Zentraler Anlauf-Punkt für Projekte, Initiativen, Kooperativen

Die zweite Überlegung, die ich anstellte, ging nach Innen: Welche Vorhaben werde ich umsetzen? Wo halte ich Domains nach obiger Marketing-Strategie, die heute obsolet sind? Ich reduzierte alles auf die Haupt-Domains. Insbesondere trennte ich mich weitest-gehend von den us-amerikanischen .tlds und kehre zurück zu .de sowie .network bzw. .org für die Kooperativen. Das lohnt sich finanziell.

Vermutlich fällt Dir nun auf, dass ich immer noch madiko.com nutze. Tja nun. Die Domain madiko.de ist seit 2001 verwaist. Es scheint dennoch unmöglich, sie auf mich zu übertragen. Also bleibe ich hier.

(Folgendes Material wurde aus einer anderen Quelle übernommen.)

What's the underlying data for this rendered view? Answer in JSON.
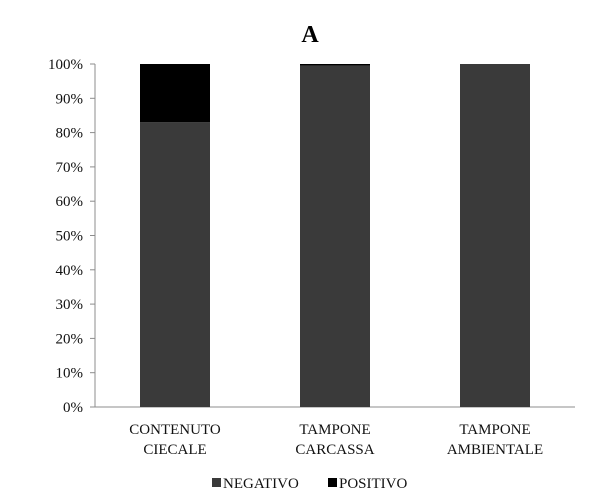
{
  "chart_data": {
    "type": "bar",
    "stacked": true,
    "title": "A",
    "categories": [
      [
        "CONTENUTO",
        "CIECALE"
      ],
      [
        "TAMPONE",
        "CARCASSA"
      ],
      [
        "TAMPONE",
        "AMBIENTALE"
      ]
    ],
    "series": [
      {
        "name": "NEGATIVO",
        "values": [
          83,
          99.5,
          100
        ],
        "color": "#3a3a3a"
      },
      {
        "name": "POSITIVO",
        "values": [
          17,
          0.5,
          0
        ],
        "color": "#000000"
      }
    ],
    "ylim": [
      0,
      100
    ],
    "yticks": [
      "0%",
      "10%",
      "20%",
      "30%",
      "40%",
      "50%",
      "60%",
      "70%",
      "80%",
      "90%",
      "100%"
    ],
    "grid": false,
    "legend_position": "bottom"
  }
}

Das Umstellen führt eine Zeit lang zu Chaos, da ich noch nicht geschafft habe, alle Verlinkungen zu prüfen und ggf. umzustellen. Lass mich bitte wissen, wenn Dir etwas auffällt. Ich bin froh drum. Ein “broken link checker” ist auf meiner Wunsch-Liste. In diesem Feld gibt es einige Schlangen-Öl-Verkäufer. Was nutzt Du? Kannst Du ein open source tool empfehlen? Ich freue mich über sachdienliche Hinweise.

Ferner hatte ich Domains “geparkt” für Ideen. Ein Teil dieser Geschäfts-Modelle läuft seit Jahren auf niedriger Priorität. Meine Berufs-Erfahrung zeigt: Es ist besser, sie loszulassen. Vor allem, wenn sie anfangen an mir zu nagen und mich in ihrem halb-fertigen Stadium zu belasten.

Ist der Entschluss gefallen, wäge ich ab, ob die Domain für eine:n Geschäfts-Partner:in interessant sein könnte. So bot ich auch in diesem Jahr Kolleg:innen Adressen zum Transfer an. Den Preis rufen sie nach eigenem Ermessen auf. Je nachdem, was dabei heraus kam, wickelten wir die Übertragung ab. Alle anderen .tlds kündigte ich zum Ende der Laufzeit.

Fazit & Ausblick

Insgesamt halte ich nun elf Domains. Die finanzielle wie kognitive Last sinkt. Passt. Weitermachen.